The jihadist and extremist groups that are now ironically opening the door for Washington to return to Iraq to defend Maliki’s regime were previously present in Iraq, and in those days were indeed confronted and driven out by the Sunni Awakening Movements. Then, when those jihadist groups emerged in Syria, they began fighting the forces of Syria’s rebels: not Assad’s regime.

Today, regardless of the US and the West’s tactical and strategic justifications to rush to defend the de facto authority in Baghdad, the reality remains that they will be defending a regional expansionist project. It is the same expansionist project that Western circles have repeatedly sought to deny tolerating, let alone supporting. This actually remained the official and semi-official Western position until the US–Iranian negotiations were exposed.

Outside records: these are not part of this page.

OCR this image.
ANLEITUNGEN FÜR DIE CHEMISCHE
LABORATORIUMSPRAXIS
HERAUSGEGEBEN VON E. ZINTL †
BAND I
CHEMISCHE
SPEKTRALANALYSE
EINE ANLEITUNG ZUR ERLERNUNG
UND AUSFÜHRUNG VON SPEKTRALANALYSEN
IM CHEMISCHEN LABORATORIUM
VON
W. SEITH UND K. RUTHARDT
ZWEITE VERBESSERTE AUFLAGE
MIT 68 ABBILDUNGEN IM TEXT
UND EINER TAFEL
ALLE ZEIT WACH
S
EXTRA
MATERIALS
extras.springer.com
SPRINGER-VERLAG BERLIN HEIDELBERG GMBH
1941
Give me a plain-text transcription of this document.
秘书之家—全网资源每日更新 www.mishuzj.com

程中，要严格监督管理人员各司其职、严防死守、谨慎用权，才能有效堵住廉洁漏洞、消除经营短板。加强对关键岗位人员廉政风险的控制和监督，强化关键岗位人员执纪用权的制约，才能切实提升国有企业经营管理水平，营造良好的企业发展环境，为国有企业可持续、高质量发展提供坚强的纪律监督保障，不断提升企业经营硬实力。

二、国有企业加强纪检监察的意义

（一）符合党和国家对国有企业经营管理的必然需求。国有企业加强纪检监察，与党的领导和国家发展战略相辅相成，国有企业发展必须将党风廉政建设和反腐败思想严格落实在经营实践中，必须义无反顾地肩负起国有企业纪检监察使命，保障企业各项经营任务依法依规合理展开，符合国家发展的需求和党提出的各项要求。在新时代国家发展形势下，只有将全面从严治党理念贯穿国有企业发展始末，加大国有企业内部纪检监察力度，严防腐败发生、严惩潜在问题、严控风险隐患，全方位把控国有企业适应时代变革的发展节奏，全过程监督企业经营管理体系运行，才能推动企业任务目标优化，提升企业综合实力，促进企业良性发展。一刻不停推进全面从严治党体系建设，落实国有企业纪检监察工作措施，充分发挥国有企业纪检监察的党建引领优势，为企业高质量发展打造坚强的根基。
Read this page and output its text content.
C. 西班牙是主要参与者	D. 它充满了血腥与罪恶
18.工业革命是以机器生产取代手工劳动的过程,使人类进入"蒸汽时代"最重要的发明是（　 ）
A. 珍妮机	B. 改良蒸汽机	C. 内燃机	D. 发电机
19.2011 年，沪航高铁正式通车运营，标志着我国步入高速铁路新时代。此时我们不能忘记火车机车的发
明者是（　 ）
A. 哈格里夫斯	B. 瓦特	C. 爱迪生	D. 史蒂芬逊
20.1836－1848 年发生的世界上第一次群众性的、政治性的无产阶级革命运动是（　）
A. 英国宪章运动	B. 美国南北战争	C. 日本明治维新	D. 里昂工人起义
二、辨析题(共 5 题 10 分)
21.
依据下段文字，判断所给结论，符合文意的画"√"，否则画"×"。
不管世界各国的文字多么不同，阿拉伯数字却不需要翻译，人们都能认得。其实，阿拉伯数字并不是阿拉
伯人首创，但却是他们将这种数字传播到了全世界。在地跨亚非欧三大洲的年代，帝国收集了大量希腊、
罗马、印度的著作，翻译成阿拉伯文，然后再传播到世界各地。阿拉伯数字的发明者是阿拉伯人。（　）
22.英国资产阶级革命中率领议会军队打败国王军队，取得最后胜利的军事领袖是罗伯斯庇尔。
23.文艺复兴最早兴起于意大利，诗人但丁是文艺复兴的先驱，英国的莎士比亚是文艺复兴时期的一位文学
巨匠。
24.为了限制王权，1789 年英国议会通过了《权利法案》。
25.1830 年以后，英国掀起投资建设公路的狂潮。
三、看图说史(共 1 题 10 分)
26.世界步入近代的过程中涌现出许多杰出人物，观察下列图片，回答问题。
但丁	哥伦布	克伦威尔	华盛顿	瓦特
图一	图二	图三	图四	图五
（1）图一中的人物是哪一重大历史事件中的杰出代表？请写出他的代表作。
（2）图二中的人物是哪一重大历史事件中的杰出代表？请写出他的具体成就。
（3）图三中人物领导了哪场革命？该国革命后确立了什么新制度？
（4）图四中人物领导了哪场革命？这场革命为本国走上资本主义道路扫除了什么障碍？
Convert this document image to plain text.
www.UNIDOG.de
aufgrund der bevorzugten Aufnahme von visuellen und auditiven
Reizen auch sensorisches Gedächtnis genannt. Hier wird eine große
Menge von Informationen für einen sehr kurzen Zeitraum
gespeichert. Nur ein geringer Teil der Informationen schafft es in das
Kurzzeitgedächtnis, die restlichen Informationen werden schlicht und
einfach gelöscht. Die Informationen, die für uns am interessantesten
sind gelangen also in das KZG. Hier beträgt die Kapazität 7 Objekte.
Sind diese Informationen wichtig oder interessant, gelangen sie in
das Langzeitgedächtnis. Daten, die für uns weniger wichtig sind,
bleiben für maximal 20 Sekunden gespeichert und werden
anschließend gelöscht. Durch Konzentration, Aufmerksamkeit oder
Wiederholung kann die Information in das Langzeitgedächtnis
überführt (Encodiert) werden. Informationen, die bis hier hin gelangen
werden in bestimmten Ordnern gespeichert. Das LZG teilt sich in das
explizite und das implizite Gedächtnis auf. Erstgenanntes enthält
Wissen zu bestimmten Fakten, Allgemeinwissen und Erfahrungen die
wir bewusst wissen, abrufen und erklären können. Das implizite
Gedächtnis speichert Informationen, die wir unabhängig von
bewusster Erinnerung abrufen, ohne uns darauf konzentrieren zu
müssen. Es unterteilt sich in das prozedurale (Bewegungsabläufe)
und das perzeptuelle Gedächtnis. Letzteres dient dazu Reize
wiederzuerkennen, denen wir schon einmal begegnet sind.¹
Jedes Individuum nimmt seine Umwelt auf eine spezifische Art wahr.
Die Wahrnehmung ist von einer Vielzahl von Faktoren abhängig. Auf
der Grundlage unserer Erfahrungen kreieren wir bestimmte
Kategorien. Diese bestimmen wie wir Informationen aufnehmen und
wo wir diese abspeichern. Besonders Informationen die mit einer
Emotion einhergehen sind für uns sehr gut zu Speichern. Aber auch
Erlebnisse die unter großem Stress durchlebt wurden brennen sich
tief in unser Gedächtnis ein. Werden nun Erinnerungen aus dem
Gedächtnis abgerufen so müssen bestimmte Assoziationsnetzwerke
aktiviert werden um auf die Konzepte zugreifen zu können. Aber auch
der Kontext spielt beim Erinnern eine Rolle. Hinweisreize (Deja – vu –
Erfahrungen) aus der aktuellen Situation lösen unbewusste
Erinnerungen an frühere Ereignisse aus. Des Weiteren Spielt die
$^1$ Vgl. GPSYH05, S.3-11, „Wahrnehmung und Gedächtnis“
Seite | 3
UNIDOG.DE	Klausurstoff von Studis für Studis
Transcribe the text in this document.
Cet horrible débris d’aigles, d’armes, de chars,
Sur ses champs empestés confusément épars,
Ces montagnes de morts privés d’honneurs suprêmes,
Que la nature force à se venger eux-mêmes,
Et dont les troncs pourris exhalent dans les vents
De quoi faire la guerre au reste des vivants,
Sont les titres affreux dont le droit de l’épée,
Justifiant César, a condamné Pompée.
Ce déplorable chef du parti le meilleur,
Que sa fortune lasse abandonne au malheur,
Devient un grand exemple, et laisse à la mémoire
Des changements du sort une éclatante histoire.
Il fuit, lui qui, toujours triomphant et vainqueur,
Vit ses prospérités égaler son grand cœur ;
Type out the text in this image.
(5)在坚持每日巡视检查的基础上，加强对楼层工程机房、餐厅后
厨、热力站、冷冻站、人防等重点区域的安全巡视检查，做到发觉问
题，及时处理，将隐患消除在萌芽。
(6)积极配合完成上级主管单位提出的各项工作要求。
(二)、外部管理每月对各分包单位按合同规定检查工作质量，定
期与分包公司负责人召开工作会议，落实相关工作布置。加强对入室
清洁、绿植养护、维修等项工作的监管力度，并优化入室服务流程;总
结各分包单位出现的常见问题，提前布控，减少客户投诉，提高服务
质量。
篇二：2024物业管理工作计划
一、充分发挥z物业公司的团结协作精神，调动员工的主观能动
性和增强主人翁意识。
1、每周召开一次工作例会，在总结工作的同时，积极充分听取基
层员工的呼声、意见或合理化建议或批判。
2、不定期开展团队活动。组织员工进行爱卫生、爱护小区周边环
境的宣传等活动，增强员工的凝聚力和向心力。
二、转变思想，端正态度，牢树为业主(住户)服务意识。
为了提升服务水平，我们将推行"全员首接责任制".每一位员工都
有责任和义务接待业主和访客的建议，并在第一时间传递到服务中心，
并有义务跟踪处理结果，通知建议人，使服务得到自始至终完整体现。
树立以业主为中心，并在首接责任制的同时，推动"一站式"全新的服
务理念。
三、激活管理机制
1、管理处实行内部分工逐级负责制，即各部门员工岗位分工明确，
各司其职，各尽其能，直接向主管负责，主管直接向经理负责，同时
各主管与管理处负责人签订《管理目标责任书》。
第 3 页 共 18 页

The US has turned a blind eye to the atrocities being committed by the Assad regime in Syria over the past three years, and now appears to pushing for a deal in Lebanon, practically legitimizing Hezbollah’s hold on the reins of power there through not opposing its choice for the presidency. Added to its rush to support Maliki, Washington appears to be in the mood to accept a new regional reality in the Levant and Iraq.

In other words, this policy has given the people of the region two undesirable options: Either bow to Iran’s hegemony or accept partitioning the existing countries, which can only lead to a new “mandate” system along the lines of what happened in the aftermath of the First World War and the end of the Ottoman Empire.

As the situation looks today, the region is moving towards redrawing maps, based on the new demographic realities in the post-1920 political entities that have possibly reached their sell-by date. This is precisely what is happening in Syria, Lebanon and Iraq, either through fighting or land purchase or compulsory land sales prompted by forced emigration and displacement.

The next step may soon be to create a new regional “mandate” or “suzerainty.” The West may ask three non-Arab regional powers to participate in managing the newly emerging tributary mini-states. Iran would become the guardian of and spokesman for the Shi’ites, Turkey the protector of the Sunnis and alleviator of their grievances, and Israel the guarantor of the rights of the minorities, if any minorities are left.

A scene like this may seem a bit surreal, but nobody can say that it is illogical.

During pre-Islamic times, the Byzantine Empire and the Sassanid Empire used the Ghassanids’ state in southern Syria and the Lakhmids’ state in southern Iraq respectively as client states, and as border guards against marauding Arabs from Arabia. From a geopolitical point of view, and based on the ease of communication with strong, centralized powers—as opposed to the chaos of a multiplicity of rulers—the “mandate” scenario sounds pretty logical.

I believe that when British and US leaderships began to prepare for the invasion of Iraq—having paved the way with an intensive public relations campaign to create a suitable popular climate in both countries—they were well aware of the consequences that toppling the dictatorship of Saddam Hussein would have on an entity made up of different religious, ethnic and sectarian components. In fact, Washington spent billions of dollars to launch a war with the objective of “removing weapons of mass destruction,” dismantling “the world’s fifth-largest army,” and toppling a regime that “killed its own people using chemical weapons” and which threatened “our neighbors.” When the US pursued this course, it was not ignorant of Iraq’s geography, particularly that the country has two large and powerful non-Arab neighbors, Iran and Turkey.

While experts in Britain, the Western mandatory power that drew Iraq’s current borders back in 1920, were also well aware that Baghdad remained under the control of Ottoman Turkey until 1917, and that Iran views Baghdad as a city with a Persian name that has Ctesiphon, the imperial capital of the Parthian and Sassanid empires, within its city limits.

So I fear that we are moving closer to the return of the days when borders in our region are drawn up by others, after our failure to develop our various communities into states. We have remained mere subjects as result of our inability to become free citizens.